Meskipun kurang pengalaman, sikapnya yang berani memancarkan rasa percaya diri, mirip dengan bunga yang mekar di bawah pencahayaan redup.
Kewibawaannya tidak bertahan lama, dan dia hampir tidak peduli apakah pria itu akan benar-benar menikmati ini.
"Kita impas sekarang," gumamnya sambil terengah-engah dan rambutnya acak-acakan.
Dengan gerakan cepat, pria itu membalikkan posisi mereka, menjepitnya di bawahnya, tatapannya intens dengan hasrat yang tak terkendali.
"Hanya segitu saja? Aku ingat kamu berjanji bahwa kegiatan ini akan berlangsung sepanjang malam. Masih terlalu dini," ejeknya.
Sebelum dia bisa memahami bagaimana pria itu bisa lolos dari belenggu itu, dia merasa kewalahan, akal sehatnya lenyap sepenuhnya.
Meniru ketegasannya sebelumnya, dia menutup mulutnya dengan telapak tangannya, memaksanya untuk bertahan. Air mata membanjiri matanya saat wanita itu merintih di bawah gerakannya yang tak kenal ampun.
Saat dia bilang semalam suntuk, dia tidak melebih-lebihkan.
Charlee tidak ingat lagi kapan dia pingsan. Energi pria itu sepertinya tidak ada habisnya, mendorong tubuhnya melampaui batasnya.
Beberapa jam kemudian, saat dia mengenakan kembali pakaiannya, dia tidak dapat mengumpulkan keberanian untuk menatapnya.
Suaranya yang serak bergetar karena peringatan saat dia berkata, "Aku punya rekaman kecelakaan itu. Saat aku melangkah keluar, kita bukan apa-apa lagi bagi satu sama lain. Jaga mulutmu dengan baik."
Dari belakangnya, suara pria itu meneteskan rasa geli, malas tetapi tajam.
"Menarik. Aku juga menyimpan salinan rekaman."

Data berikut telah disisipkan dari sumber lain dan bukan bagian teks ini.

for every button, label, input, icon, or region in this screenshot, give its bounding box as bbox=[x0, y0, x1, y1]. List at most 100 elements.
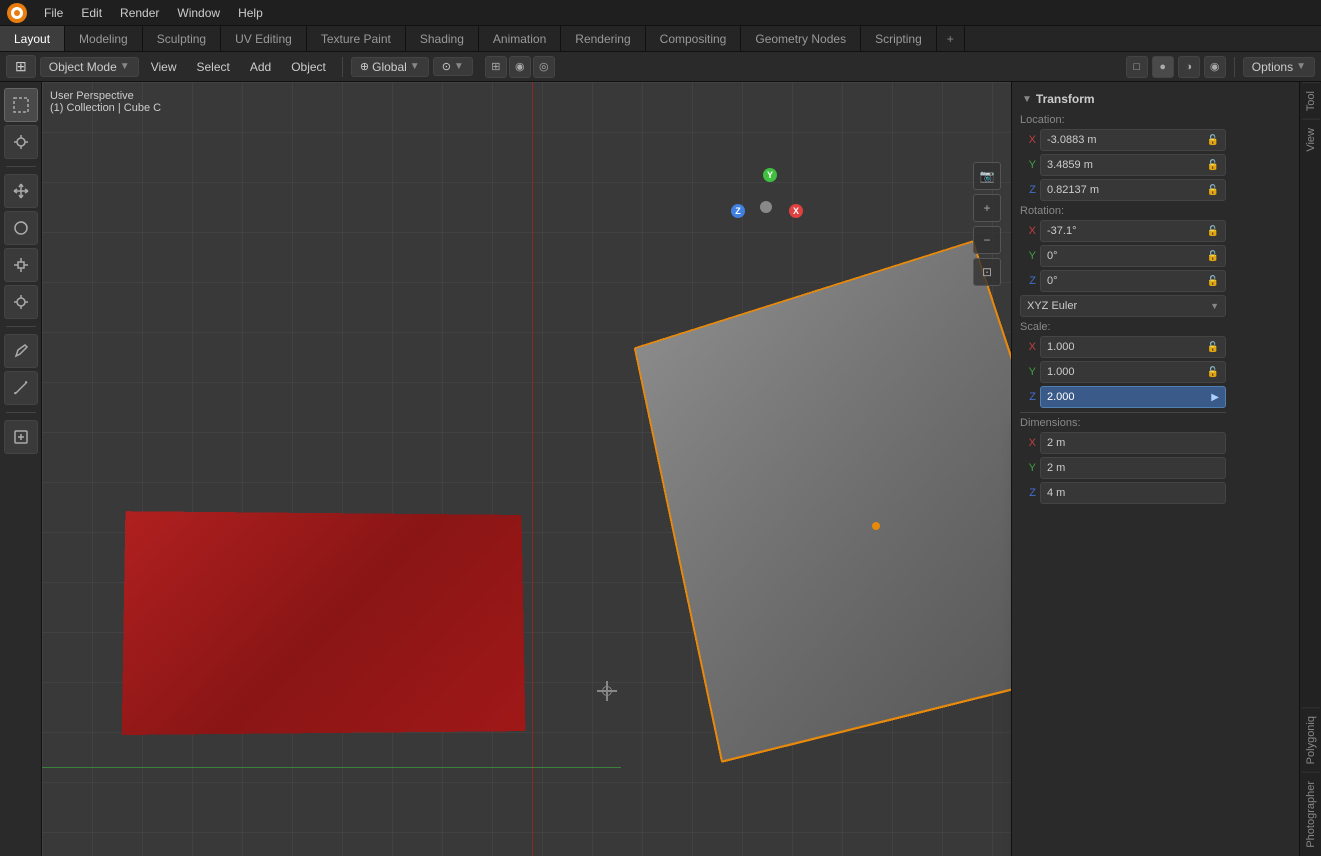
dim-z-value[interactable]: 4 m bbox=[1040, 482, 1226, 504]
loc-z-lock[interactable]: 🔓 bbox=[1207, 185, 1219, 196]
location-x-value[interactable]: -3.0883 m 🔓 bbox=[1040, 129, 1226, 151]
scale-y-row: Y 1.000 🔓 bbox=[1020, 361, 1226, 383]
shading-wireframe[interactable]: □ bbox=[1126, 56, 1148, 78]
blender-logo bbox=[6, 2, 28, 24]
loc-y-label: Y bbox=[1020, 159, 1036, 171]
scale-y-lock[interactable]: 🔓 bbox=[1207, 367, 1219, 378]
shading-rendered[interactable]: ◉ bbox=[1204, 56, 1226, 78]
toolbar-object[interactable]: Object bbox=[283, 58, 334, 76]
move-tool[interactable] bbox=[4, 174, 38, 208]
zoom-out-btn[interactable]: − bbox=[973, 226, 1001, 254]
tab-scripting[interactable]: Scripting bbox=[861, 26, 937, 51]
right-tab-polygoniq[interactable]: Polygoniq bbox=[1302, 707, 1320, 772]
rotation-y-value[interactable]: 0° 🔓 bbox=[1040, 245, 1226, 267]
transform-tool[interactable] bbox=[4, 285, 38, 319]
loc-x-label: X bbox=[1020, 134, 1036, 146]
annotate-tool[interactable] bbox=[4, 334, 38, 368]
tab-sculpting[interactable]: Sculpting bbox=[143, 26, 221, 51]
tab-add[interactable]: + bbox=[937, 26, 965, 51]
viewport[interactable]: User Perspective (1) Collection | Cube C… bbox=[42, 82, 1011, 856]
transform-title: Transform bbox=[1036, 92, 1095, 106]
tab-rendering[interactable]: Rendering bbox=[561, 26, 645, 51]
dim-x-label: X bbox=[1020, 437, 1036, 449]
tab-compositing[interactable]: Compositing bbox=[646, 26, 742, 51]
rotation-x-value[interactable]: -37.1° 🔓 bbox=[1040, 220, 1226, 242]
left-separator-3 bbox=[6, 412, 36, 413]
gizmo-z-label[interactable]: Z bbox=[731, 204, 745, 218]
rotation-x-row: X -37.1° 🔓 bbox=[1020, 220, 1226, 242]
scale-z-label: Z bbox=[1020, 391, 1036, 403]
tab-animation[interactable]: Animation bbox=[479, 26, 561, 51]
rot-z-num: 0° bbox=[1047, 275, 1058, 287]
right-panel: ▼ Transform Location: X -3.0883 m 🔓 Y 3.… bbox=[1011, 82, 1321, 856]
dim-y-label: Y bbox=[1020, 462, 1036, 474]
menu-render[interactable]: Render bbox=[112, 4, 167, 22]
loc-z-num: 0.82137 m bbox=[1047, 184, 1099, 196]
scale-y-label: Y bbox=[1020, 366, 1036, 378]
dim-x-value[interactable]: 2 m bbox=[1040, 432, 1226, 454]
scale-y-value[interactable]: 1.000 🔓 bbox=[1040, 361, 1226, 383]
rot-x-num: -37.1° bbox=[1047, 225, 1076, 237]
right-tab-photographer[interactable]: Photographer bbox=[1302, 772, 1320, 856]
loc-y-num: 3.4859 m bbox=[1047, 159, 1093, 171]
gizmo-y-label[interactable]: Y bbox=[763, 168, 777, 182]
loc-x-lock[interactable]: 🔓 bbox=[1207, 135, 1219, 146]
measure-tool[interactable] bbox=[4, 371, 38, 405]
location-y-value[interactable]: 3.4859 m 🔓 bbox=[1040, 154, 1226, 176]
tab-layout[interactable]: Layout bbox=[0, 26, 65, 51]
editor-type-icon[interactable]: ⊞ bbox=[6, 55, 36, 78]
side-tab-tool[interactable]: Tool bbox=[1302, 82, 1320, 119]
add-object-tool[interactable] bbox=[4, 420, 38, 454]
rot-y-lock[interactable]: 🔓 bbox=[1207, 251, 1219, 262]
cube-a[interactable] bbox=[122, 511, 526, 735]
local-view-btn[interactable]: ⊡ bbox=[973, 258, 1001, 286]
scale-z-arrow: ▶ bbox=[1211, 392, 1219, 403]
toolbar-select[interactable]: Select bbox=[188, 58, 237, 76]
cursor-tool[interactable] bbox=[4, 125, 38, 159]
tab-texture-paint[interactable]: Texture Paint bbox=[307, 26, 406, 51]
scale-z-value[interactable]: 2.000 ▶ bbox=[1040, 386, 1226, 408]
rot-z-lock[interactable]: 🔓 bbox=[1207, 276, 1219, 287]
side-tab-view[interactable]: View bbox=[1302, 119, 1320, 160]
loc-y-lock[interactable]: 🔓 bbox=[1207, 160, 1219, 171]
menu-help[interactable]: Help bbox=[230, 4, 271, 22]
rotation-z-value[interactable]: 0° 🔓 bbox=[1040, 270, 1226, 292]
snap-btn[interactable]: ⊞ bbox=[485, 56, 507, 78]
rotate-tool[interactable] bbox=[4, 211, 38, 245]
menu-edit[interactable]: Edit bbox=[73, 4, 110, 22]
tab-modeling[interactable]: Modeling bbox=[65, 26, 143, 51]
dim-y-value[interactable]: 2 m bbox=[1040, 457, 1226, 479]
transform-section-header[interactable]: ▼ Transform bbox=[1020, 88, 1226, 110]
toolbar-separator-2 bbox=[1234, 57, 1235, 77]
tab-shading[interactable]: Shading bbox=[406, 26, 479, 51]
zoom-in-btn[interactable]: + bbox=[973, 194, 1001, 222]
location-z-value[interactable]: 0.82137 m 🔓 bbox=[1040, 179, 1226, 201]
viewport-side-tools: 📷 + − ⊡ bbox=[973, 162, 1001, 286]
toolbar-view[interactable]: View bbox=[143, 58, 185, 76]
tab-uv-editing[interactable]: UV Editing bbox=[221, 26, 307, 51]
mode-selector[interactable]: Object Mode ▼ bbox=[40, 57, 139, 77]
scale-x-lock[interactable]: 🔓 bbox=[1207, 342, 1219, 353]
dim-x-num: 2 m bbox=[1047, 437, 1065, 449]
proportional-edit-btn[interactable]: ◉ bbox=[509, 56, 531, 78]
scale-tool[interactable] bbox=[4, 248, 38, 282]
zoom-camera-btn[interactable]: 📷 bbox=[973, 162, 1001, 190]
menu-file[interactable]: File bbox=[36, 4, 71, 22]
rotation-mode-label: XYZ Euler bbox=[1027, 300, 1077, 312]
shading-solid[interactable]: ● bbox=[1152, 56, 1174, 78]
shading-material[interactable]: ◑ bbox=[1178, 56, 1200, 78]
options-btn[interactable]: Options ▼ bbox=[1243, 57, 1315, 77]
rot-x-lock[interactable]: 🔓 bbox=[1207, 226, 1219, 237]
rotation-mode-select[interactable]: XYZ Euler ▼ bbox=[1020, 295, 1226, 317]
overlay-btn[interactable]: ◎ bbox=[533, 56, 555, 78]
toolbar-add[interactable]: Add bbox=[242, 58, 279, 76]
menu-window[interactable]: Window bbox=[169, 4, 228, 22]
tab-geometry-nodes[interactable]: Geometry Nodes bbox=[741, 26, 861, 51]
nav-gizmo[interactable]: X Y Z bbox=[721, 162, 811, 252]
select-box-tool[interactable] bbox=[4, 88, 38, 122]
gizmo-center bbox=[760, 201, 772, 213]
gizmo-x-label[interactable]: X bbox=[789, 204, 803, 218]
scale-x-value[interactable]: 1.000 🔓 bbox=[1040, 336, 1226, 358]
pivot-point[interactable]: ⊙ ▼ bbox=[433, 57, 473, 76]
transform-orientation[interactable]: ⊕ Global ▼ bbox=[351, 57, 429, 77]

Tidak menangkap maksudnya, Charlee meraih barang-barangnya dan menuju pintu keluar.
Kakinya yang bergetar hampir mengkhianatinya, mengancam untuk roboh di bawahnya.

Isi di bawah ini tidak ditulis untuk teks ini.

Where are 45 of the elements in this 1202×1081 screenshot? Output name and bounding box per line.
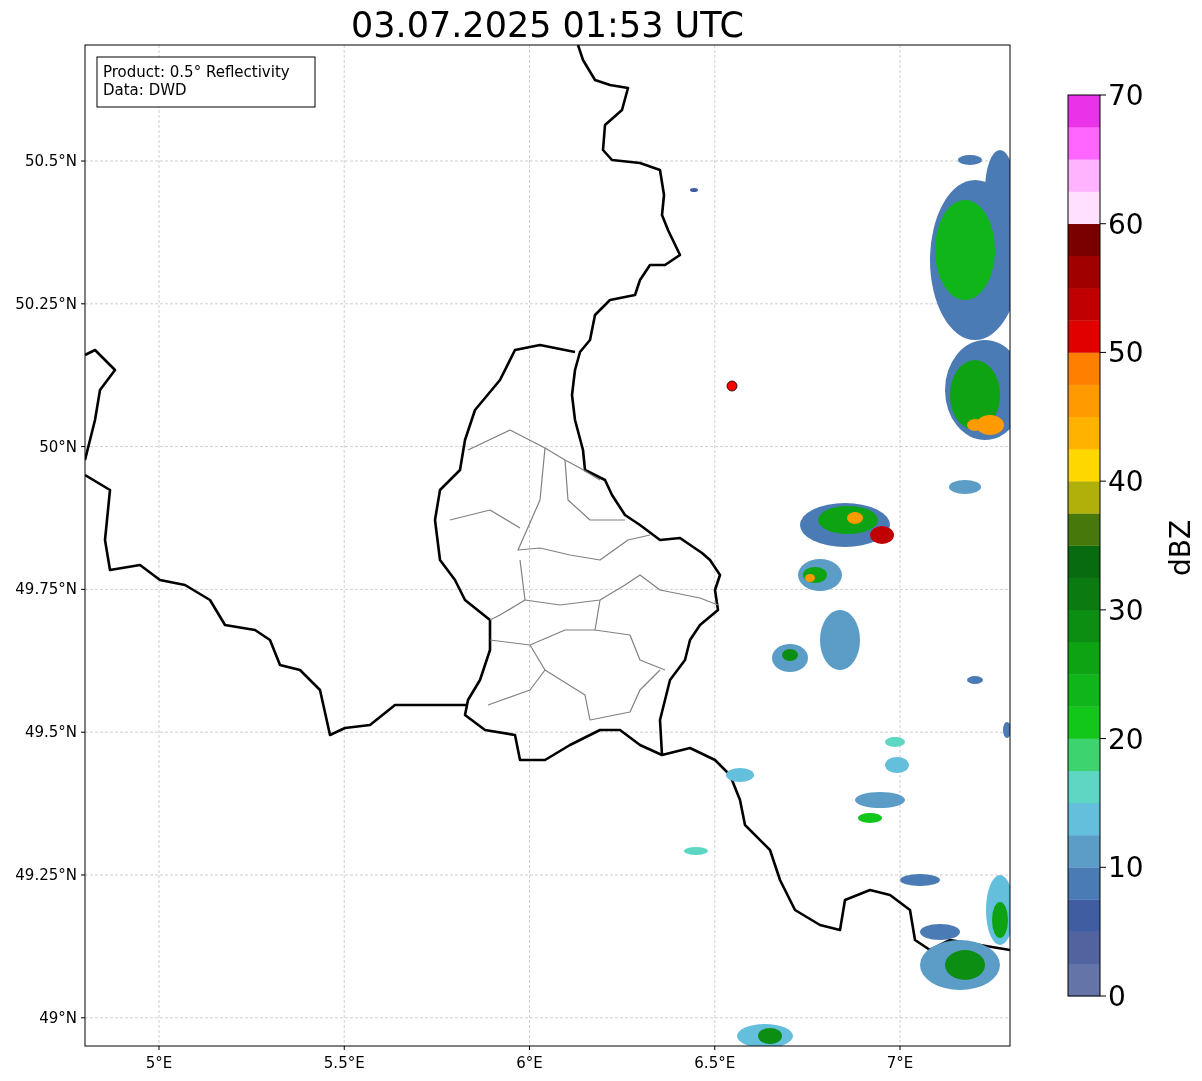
axis-tick [80,588,86,590]
axis-tick [1099,351,1107,353]
info-text: Data: DWD [103,81,187,99]
axis-tick [80,731,86,733]
colorbar-tick-label: 30 [1108,593,1144,627]
colorbar-tick-label: 10 [1108,851,1144,885]
colorbar-label: dBZ [1164,519,1197,577]
latitude-label: 49.25°N [15,866,77,884]
latitude-label: 49.5°N [24,723,77,742]
axis-tick [1099,480,1107,482]
axis-tick [529,1045,530,1051]
colorbar-tick-label: 20 [1108,722,1144,756]
latitude-label: 49°N [39,1008,77,1027]
colorbar-tick-label: 50 [1108,336,1144,370]
axis-tick [343,1045,345,1051]
longitude-label: 6°E [516,1054,543,1072]
axis-tick [1099,995,1107,997]
axis-tick [80,160,86,162]
info-text: Product: 0.5° Reflectivity [103,63,290,81]
axis-tick [1099,94,1107,96]
axis-tick [80,874,86,876]
longitude-label: 5.5°E [323,1054,365,1072]
axis-tick [80,303,86,305]
colorbar-tick-label: 70 [1108,79,1144,112]
axis-tick [80,1017,86,1019]
longitude-label: 5°E [145,1054,173,1072]
colorbar-tick-label: 40 [1108,465,1144,499]
latitude-label: 50.5°N [24,152,77,170]
axis-tick [899,1045,901,1051]
axis-tick [1099,609,1107,611]
longitude-label: 7°E [886,1054,914,1072]
axis-tick [1099,223,1107,225]
latitude-label: 50°N [39,437,77,456]
radar-site-marker [726,380,738,392]
colorbar-tick-label: 0 [1108,980,1126,1013]
axis-tick [714,1045,716,1051]
chart-title: 03.07.2025 01:53 UTC [351,5,744,45]
latitude-label: 50.25°N [15,294,77,313]
axis-tick [1099,738,1107,740]
axis-tick [158,1045,160,1051]
axis-tick [1099,866,1107,868]
colorbar-tick-label: 60 [1108,207,1144,241]
latitude-label: 49.75°N [15,580,77,599]
longitude-label: 6.5°E [694,1054,736,1072]
axis-tick [80,446,86,448]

Tawa dalam pria itu bergema. "Yakin kamu tidak butuh waktu lebih lama untuk pulih?"
Dasar bajingan sombong!
Dia membanting pintu di belakangnya sekuat tenaga, hampir tergoda untuk memukulnya dengan itu.
Dia tidak melihat kilatan posesif di mata pria itu saat dia memperhatikannya pergi.

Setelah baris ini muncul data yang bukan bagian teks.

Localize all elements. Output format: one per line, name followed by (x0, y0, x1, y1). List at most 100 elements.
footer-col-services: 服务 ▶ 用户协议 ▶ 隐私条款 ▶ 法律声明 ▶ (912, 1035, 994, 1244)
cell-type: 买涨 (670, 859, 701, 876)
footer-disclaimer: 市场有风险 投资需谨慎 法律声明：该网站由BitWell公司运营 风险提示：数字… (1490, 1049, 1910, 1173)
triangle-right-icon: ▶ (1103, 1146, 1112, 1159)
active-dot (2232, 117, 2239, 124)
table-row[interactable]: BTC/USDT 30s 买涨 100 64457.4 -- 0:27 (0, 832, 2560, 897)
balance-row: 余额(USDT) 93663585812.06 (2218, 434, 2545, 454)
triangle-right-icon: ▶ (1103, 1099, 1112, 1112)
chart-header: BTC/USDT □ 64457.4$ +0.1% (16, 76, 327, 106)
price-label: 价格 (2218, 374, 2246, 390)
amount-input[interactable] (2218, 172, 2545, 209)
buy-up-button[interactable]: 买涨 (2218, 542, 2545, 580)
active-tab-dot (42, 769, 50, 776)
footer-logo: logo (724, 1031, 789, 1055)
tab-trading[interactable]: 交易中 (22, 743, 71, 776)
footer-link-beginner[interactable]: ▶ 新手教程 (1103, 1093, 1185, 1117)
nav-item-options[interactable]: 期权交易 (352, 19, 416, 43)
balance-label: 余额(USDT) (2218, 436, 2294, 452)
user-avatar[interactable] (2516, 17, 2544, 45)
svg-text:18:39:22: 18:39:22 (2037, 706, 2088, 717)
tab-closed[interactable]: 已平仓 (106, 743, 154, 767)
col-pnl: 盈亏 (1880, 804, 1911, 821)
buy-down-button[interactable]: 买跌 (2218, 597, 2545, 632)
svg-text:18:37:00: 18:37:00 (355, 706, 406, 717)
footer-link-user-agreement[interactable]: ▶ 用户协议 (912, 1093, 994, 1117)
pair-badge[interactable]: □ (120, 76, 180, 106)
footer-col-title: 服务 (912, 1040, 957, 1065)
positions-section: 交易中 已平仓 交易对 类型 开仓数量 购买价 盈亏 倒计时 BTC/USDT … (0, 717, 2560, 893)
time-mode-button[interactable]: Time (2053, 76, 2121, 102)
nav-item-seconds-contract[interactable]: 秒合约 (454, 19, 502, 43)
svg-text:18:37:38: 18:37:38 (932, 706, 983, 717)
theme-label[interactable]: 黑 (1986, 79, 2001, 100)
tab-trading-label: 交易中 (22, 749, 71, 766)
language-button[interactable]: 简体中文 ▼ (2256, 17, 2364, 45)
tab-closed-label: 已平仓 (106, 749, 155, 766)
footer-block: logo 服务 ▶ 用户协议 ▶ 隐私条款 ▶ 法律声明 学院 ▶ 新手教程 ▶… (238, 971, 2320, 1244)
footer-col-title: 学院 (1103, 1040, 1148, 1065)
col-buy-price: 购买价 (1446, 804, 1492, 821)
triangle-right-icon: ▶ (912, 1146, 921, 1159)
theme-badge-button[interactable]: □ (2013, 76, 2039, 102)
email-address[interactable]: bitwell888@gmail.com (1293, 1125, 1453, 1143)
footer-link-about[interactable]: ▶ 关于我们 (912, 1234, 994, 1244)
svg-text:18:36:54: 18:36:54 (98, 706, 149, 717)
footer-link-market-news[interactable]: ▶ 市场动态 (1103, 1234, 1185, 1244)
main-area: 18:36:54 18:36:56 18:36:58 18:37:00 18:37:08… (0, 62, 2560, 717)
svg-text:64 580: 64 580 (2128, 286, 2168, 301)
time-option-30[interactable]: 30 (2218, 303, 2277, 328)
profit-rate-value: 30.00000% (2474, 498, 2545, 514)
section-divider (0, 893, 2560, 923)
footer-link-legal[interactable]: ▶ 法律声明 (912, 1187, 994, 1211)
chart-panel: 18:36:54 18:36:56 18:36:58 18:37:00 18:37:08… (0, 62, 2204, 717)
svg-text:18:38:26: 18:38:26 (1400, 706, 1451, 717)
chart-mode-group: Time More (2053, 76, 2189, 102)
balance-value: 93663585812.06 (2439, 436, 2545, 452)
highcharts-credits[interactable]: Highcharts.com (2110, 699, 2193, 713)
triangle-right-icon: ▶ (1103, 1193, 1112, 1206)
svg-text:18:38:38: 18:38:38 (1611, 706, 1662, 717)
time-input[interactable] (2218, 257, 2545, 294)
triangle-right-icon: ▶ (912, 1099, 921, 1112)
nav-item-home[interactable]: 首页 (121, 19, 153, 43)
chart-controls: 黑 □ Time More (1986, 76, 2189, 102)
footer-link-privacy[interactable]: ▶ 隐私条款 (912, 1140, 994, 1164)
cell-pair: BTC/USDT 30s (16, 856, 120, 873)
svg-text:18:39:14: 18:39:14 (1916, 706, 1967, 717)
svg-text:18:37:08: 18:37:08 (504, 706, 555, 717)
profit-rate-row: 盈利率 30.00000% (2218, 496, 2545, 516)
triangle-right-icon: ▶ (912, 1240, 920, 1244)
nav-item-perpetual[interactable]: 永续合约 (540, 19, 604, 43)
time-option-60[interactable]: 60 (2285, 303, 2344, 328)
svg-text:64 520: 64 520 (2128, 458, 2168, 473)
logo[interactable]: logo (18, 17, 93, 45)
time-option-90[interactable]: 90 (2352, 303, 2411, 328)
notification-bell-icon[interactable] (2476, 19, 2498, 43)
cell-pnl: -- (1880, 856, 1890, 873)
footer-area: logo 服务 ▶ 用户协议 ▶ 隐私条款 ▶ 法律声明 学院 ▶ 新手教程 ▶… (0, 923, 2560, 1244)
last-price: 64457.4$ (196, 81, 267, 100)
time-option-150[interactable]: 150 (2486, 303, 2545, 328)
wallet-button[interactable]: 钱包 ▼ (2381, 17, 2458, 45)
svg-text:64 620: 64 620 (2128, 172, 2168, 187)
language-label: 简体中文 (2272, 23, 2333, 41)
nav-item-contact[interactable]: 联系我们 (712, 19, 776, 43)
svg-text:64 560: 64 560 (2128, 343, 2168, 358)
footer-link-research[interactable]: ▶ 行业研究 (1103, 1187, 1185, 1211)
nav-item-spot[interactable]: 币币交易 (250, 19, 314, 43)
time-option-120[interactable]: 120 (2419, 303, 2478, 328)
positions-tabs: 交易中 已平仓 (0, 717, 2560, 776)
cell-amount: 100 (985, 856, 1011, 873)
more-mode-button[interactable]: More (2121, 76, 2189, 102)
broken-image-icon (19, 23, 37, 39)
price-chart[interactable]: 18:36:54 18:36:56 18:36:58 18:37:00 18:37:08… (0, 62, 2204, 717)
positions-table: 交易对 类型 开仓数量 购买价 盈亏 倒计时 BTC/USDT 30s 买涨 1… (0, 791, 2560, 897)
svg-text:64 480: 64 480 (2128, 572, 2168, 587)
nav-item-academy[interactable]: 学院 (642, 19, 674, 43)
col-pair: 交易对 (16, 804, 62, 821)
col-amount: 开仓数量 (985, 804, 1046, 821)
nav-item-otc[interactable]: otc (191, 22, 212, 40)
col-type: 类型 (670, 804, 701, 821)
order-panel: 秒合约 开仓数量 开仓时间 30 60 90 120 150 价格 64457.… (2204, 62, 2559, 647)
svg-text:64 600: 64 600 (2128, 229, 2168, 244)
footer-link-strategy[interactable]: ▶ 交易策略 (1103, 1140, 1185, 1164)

Di lobi hotel, layar televisi yang terang benderang menayangkan berita-berita terkini.
"Sebuah pengungkapan yang mengejutkan hari ini-dua keluarga elit di Jurgh, yang berencana untuk bersatu melalui pernikahan, telah menghadapi rasa malu di depan publik. Sumber-sumber mengklaim pewaris Keluarga Todd bergegas keluar dari upacara, meninggalkan pewaris Keluarga Sullivan dalam keadaan malu.
Seorang pengamat bergumam, "Kabarnya, sang pengantin pria cukup menyukai saudari tiri tunangannya. Sekarang orang tuanya telah memperbaiki hubungan mereka, siapa tahu? Mungkin dia akan berakhir dengan saudari yang lain."
Di layar, Charlee muncul mengenakan gaun merah tua, rambutnya dihiasi dengan konfeti perayaan. Kamera terus menyoroti senyumnya yang membeku, memperbesar kesedihan di baliknya.
Anehnya, setelah pertemuan intensnya, Charlee menyadari rasa sakit akibat putus cinta tidak lagi setajam sebelumnya.
Dia terlalu berpegang erat pada Liam, yakin hubungan mereka yang telah berlangsung selama bertahun-tahun tidak bisa dihancurkan. Dia telah membiarkan pria itu menerima kasih sayangnya secara sia-sia.
Namun, pria itu tidak pernah tak tergantikan. Orang lain telah berhasil mengisi kekosongan itu dengan mudah.
Orang asing dari tadi malam misalnya, yang memiliki tenaga tak terbatas.